It is sometimes the strangest thing in the world to work on a great piece of music. Outside of the work, life goes on, laundry is washed and folded (eventually), bills are paid, children are dropped at daycare. But while the trappings of normal life continue, an amazing work of art is gradually but insistently taking hold of your inner ear. My quartet is learning the A major minor Op. 132 string quartet by Beethoven right now. When we were deciding to play the whole cycle, this was the piece that I considered the most in my vote about whether we were ready. It was the last of the late quartets for us to learn. In high school, I had a madcap romantic fling with the slow movement (the so-called Heiliger Dankgesang–“Holy Song of Thanksgiving by a Convalescent to the Divinity, in the Lydian Mode”), learning it really quickly at a summer camp. I was completely awestruck. It was so beautiful, so pure, but not child-like. It described true life but wasn’t scared to remain innocent. The existence of this music made me feel like I needed to become a musician.

When he wrote Op. 132, Beethoven had just recovered from an illness (they think maybe hepatitis), and he was thankful to the point of creative inspiration. The slow movement starts with a very slow chorale (a churchy, baroque-y hymn tune), and alternates with a brighter, more active bit that he marks mit neue kraft (”with new strength”). Every time the chorale returns, it has more going on around it.  By the third statement of the chorale, a poignant melody emerges over it and builds to an almost overwhelming climactic moment. And then, more than twenty minutes into the movement, he ends the piece on a long F chord.  But, since he’s been writing in C major all along, it feels like when they sing “A-men” at the end of a hymn in church, but without the “-men” part. The piece literally ends without ending, with no tonal resolution (no doubt why he said the movement is in the “lydian mode”).

The last couple of days, while I write emails, while I drive to work, there are a few measures of the piece that won’t leave my head.  It’s nothing new for things to get lodged there, although they are not always welcome.  But this works.  The piece is about thankfulness–the hardest thing (just ask Conan). It is profound, but remarkably pedestrian.  In a good way.  Like being thankful is kind of about the normal stuff.  Thanks for the toilet paper. Thanks for the cloudy, overcast day.  He never heard the piece outside of his own head, which means that his experience of this work was like this, too.  He wrote it, but even so.  Just to hear a performance of the work, he’d have to keep playing it to himself.  As he walked, as he ate, as he read.  I wonder if this piece gave him comfort, too.

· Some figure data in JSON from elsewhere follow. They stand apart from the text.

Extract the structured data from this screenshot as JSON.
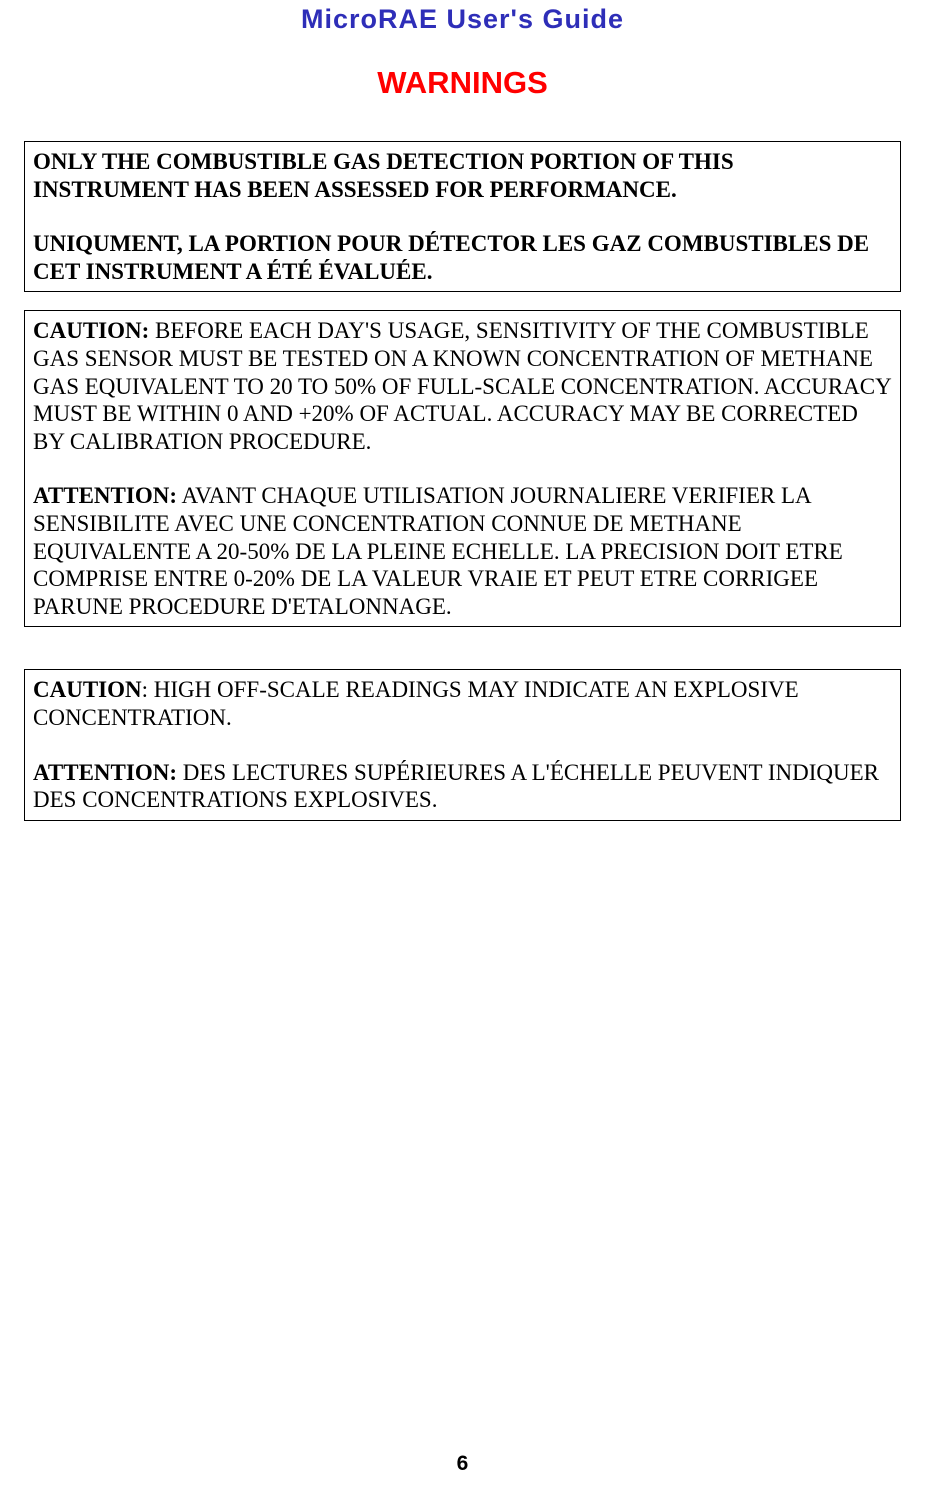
{
  "header": {
    "title": "MicroRAE User's Guide",
    "title_color": "#2e2eb8",
    "title_fontsize": 27
  },
  "warnings_title": {
    "text": "WARNINGS",
    "color": "#ff0000",
    "fontsize": 31
  },
  "boxes": [
    {
      "paragraphs": [
        {
          "bold": true,
          "text": "ONLY THE COMBUSTIBLE GAS DETECTION PORTION OF THIS INSTRUMENT HAS BEEN ASSESSED FOR PERFORMANCE."
        },
        {
          "bold": true,
          "text": "UNIQUMENT, LA PORTION POUR DÉTECTOR LES GAZ COMBUSTIBLES DE CET INSTRUMENT A ÉTÉ ÉVALUÉE."
        }
      ]
    },
    {
      "paragraphs": [
        {
          "label": "CAUTION:",
          "text": "  BEFORE EACH DAY'S USAGE, SENSITIVITY OF THE COMBUSTIBLE GAS SENSOR MUST BE TESTED ON A KNOWN CONCENTRATION OF METHANE GAS EQUIVALENT TO 20 TO 50% OF FULL-SCALE CONCENTRATION.  ACCURACY MUST BE WITHIN 0 AND +20% OF ACTUAL.  ACCURACY MAY BE CORRECTED BY CALIBRATION PROCEDURE."
        },
        {
          "label": "ATTENTION:",
          "text": "  AVANT CHAQUE UTILISATION JOURNALIERE VERIFIER LA SENSIBILITE AVEC UNE CONCENTRATION CONNUE DE METHANE EQUIVALENTE A 20-50% DE LA PLEINE ECHELLE.  LA PRECISION DOIT ETRE COMPRISE ENTRE 0-20% DE LA VALEUR VRAIE ET PEUT ETRE CORRIGEE PARUNE PROCEDURE D'ETALONNAGE."
        }
      ]
    },
    {
      "paragraphs": [
        {
          "label": "CAUTION",
          "text": ": HIGH OFF-SCALE READINGS MAY INDICATE AN EXPLOSIVE CONCENTRATION."
        },
        {
          "label": "ATTENTION:",
          "text": " DES LECTURES SUPÉRIEURES A L'ÉCHELLE PEUVENT INDIQUER DES CONCENTRATIONS EXPLOSIVES."
        }
      ]
    }
  ],
  "page_number": "6",
  "styling": {
    "body_font": "Times New Roman",
    "header_font": "Arial",
    "body_fontsize": 23,
    "box_border_color": "#000000",
    "box_border_width": 1.5,
    "background_color": "#ffffff"
  }
}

Beethoven lived what he wrote. He was the real deal. His life was a stormy, dramatic mess, with some kind of very palpable struggle with his God. What we hear in his music is completely devoid of emotional meddling.  He meddles with everything else to make sure that the emotions are accurate. How do you express thanks in music without words, and without sounding like a total cheeseball? He figured it out, and I’m glad to have it as the soundtrack to my life, at least until we start working on something else.